梁韫听出来了,这是在说他大哥内敛,不如他直接,更不如他在这方面得她欢心。她狠狠白他一眼,起身走得远些,用帕子将嘴唇擦了好几遍。
“我不跟你回去,我只要休书,不会陪你做那些拖泥带水的游戏。”她转向他道:“我更不要你像你大哥,仇彦青,你怎么会不明白?我要走不是因为你不够像,而是我们两个就是不可能的。”
他心知答案,仍倔强地问:“怎么不可能?”
“我是你大嫂。”
“现在除了陆蓝茵和许长安,还有谁知道我不是仇怀溪?”
梁韫惊讶,不敢去想这句话的言外之意,“你住口…”
“我也不想一辈子顶替他活着,可是你教教我,怎么样才能留住你?”他瞧着她,掌心的温度几乎融进她骨血,“韫儿,你教教我,我从来没有留住过任何人,我想留住你。”
需得承认,仇彦青用了些蛊惑人心的话术,但人聪明不是种错,他坦诚了自己的目的,这就足够了。既然他不愿意失去梁韫,不愿意眼睁睁看许长安趁人之危接近她,那他当然要付诸实际行动,令她回心转意。
得到她的同情,是他仅有的优势。
梁韫长吁气,整理思绪说道:“仇彦青…你明知道——”
“我不知道。”他打断她,摇摇头,“你也不知道。不试一试哪里来的答案?给我一次机会…就当是为了让我死心。”
“够了,你别再说了。”梁韫受不了他这样,需得承认她爱的从来不是这张脸,也不是丈夫温文的个性,从始至终,只有仇彦青是她在制度婚姻外的悸动。
她沉思许久,拧眉道:“我答应你,最多一月,你不要出尔反尔,也别再折腾造船厂和仇家了,你要真不稀罕,索性拱手让给二叔。”

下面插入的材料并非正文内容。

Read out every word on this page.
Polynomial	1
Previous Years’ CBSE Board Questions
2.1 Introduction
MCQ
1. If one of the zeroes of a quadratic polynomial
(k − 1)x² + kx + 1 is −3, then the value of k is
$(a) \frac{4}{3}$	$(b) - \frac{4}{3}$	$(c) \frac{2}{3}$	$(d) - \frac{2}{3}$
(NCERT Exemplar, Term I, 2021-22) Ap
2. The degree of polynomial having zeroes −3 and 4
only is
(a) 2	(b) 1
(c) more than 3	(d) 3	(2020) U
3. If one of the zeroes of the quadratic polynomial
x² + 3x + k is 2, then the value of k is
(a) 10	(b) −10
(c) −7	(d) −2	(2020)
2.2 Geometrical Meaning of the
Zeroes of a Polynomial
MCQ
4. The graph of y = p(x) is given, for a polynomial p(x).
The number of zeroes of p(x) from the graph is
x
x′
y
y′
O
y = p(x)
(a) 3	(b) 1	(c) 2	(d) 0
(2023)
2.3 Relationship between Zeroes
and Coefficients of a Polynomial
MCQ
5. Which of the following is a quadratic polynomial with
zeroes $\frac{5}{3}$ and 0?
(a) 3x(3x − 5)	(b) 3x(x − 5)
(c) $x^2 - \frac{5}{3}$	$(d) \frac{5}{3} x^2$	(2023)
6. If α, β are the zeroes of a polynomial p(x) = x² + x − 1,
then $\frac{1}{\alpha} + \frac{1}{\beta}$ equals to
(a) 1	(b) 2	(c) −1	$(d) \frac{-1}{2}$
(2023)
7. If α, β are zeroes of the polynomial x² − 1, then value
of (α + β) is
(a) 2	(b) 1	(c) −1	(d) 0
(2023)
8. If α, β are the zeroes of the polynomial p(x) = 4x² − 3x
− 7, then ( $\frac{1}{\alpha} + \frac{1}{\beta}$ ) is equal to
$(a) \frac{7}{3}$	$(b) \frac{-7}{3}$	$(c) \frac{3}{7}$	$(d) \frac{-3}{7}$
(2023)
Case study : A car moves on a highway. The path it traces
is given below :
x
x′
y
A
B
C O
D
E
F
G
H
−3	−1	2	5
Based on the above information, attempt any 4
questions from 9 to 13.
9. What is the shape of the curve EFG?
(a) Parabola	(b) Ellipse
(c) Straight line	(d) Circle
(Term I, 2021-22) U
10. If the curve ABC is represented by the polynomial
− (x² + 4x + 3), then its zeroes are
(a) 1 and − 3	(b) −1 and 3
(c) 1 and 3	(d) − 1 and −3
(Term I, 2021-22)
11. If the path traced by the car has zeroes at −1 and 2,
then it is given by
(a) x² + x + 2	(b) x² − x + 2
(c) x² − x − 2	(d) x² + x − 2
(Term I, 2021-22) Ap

梁韫答应了仇彦青留在吴县帮他,一来她要他实践那个条件,二来则是因为他的那番话。
他说他这辈子从没留住任何人,他想留住她……
梁韫从未听过一个男人对自己说这样的话,即便仇怀溪也是没有的,她似乎从未被人坚定选择过。
这是出乎她意料的,她不敢想仇彦青对自己动了真感情,乃至她离开以前,她都以为自己只是他复仇计划的一部分。
事已至此,自己的不告而别的确伤到了他,她也想看看仇彦青的所谓“答案”,哪怕尝试无果,也只期望他的心境会因此有所变化,好让他就此应允自己的条件,好聚好散了罢。
梁韫虽说答应助他解决造船厂的棘手问题,但也没有就此随他回望园,而是执意留在客舍。
陆蓝茵得知梁韫重新接手造船厂事务,问仇彦青是如何说服她的,仇彦青没有解答的心情,只是叫她别去找梁韫说那些叫人倍感压力的话。
“她现在是叫我给稳住了,保不齐太太你几句
话就叫她连夜遁走。”
陆蓝茵到此时隐有觉察,噤声将仇彦青凝望,仇彦青正张开双臂等兰鸢伺候着更衣,扬眉看向陆蓝茵,也是但笑不语,丝毫不怕她揣测。
“彦青…”陆蓝茵迟疑发问,“你还没告诉我,为何要帮我游说你嫂嫂?”
仇彦青自行披上外袍,“因为我不是帮你,我是在帮我自己。”
*
许长安这阵子回了长洲,他听闻梁韫要帮仇彦青这最后一次,想阻止却没有立场劝她不这样做,自己终究是外人和旁观者,何况也只是对她隐有好感,帮过她几次罢了,做不到信誓旦旦干预她的决定。
梁韫送别他时,同样欲言又止,仇彦青听说梁韫要送许长安出城,在二人身后不远处垂手而立,不靠近,但就是叫人难以忽视。
许长安苦笑了笑,对她道:“我过几日回来瞧瞧,要是有我能帮上忙的,定然义不容辞。”
梁韫道谢,叫他宽心,“等工人复工,生意上就没什么大事了,难的是如何与他两个叔叔周旋,不是仇家人也帮不上什么。”
许长安朝仇彦青的方向看过去,意有所指道:“是仇家人,不给你添乱也是帮大忙了。”
只听仇彦青咳嗽两声,提高声调走上来,“还没说完?仇家的事也不必与许公子解释太多,他未必听得明白。”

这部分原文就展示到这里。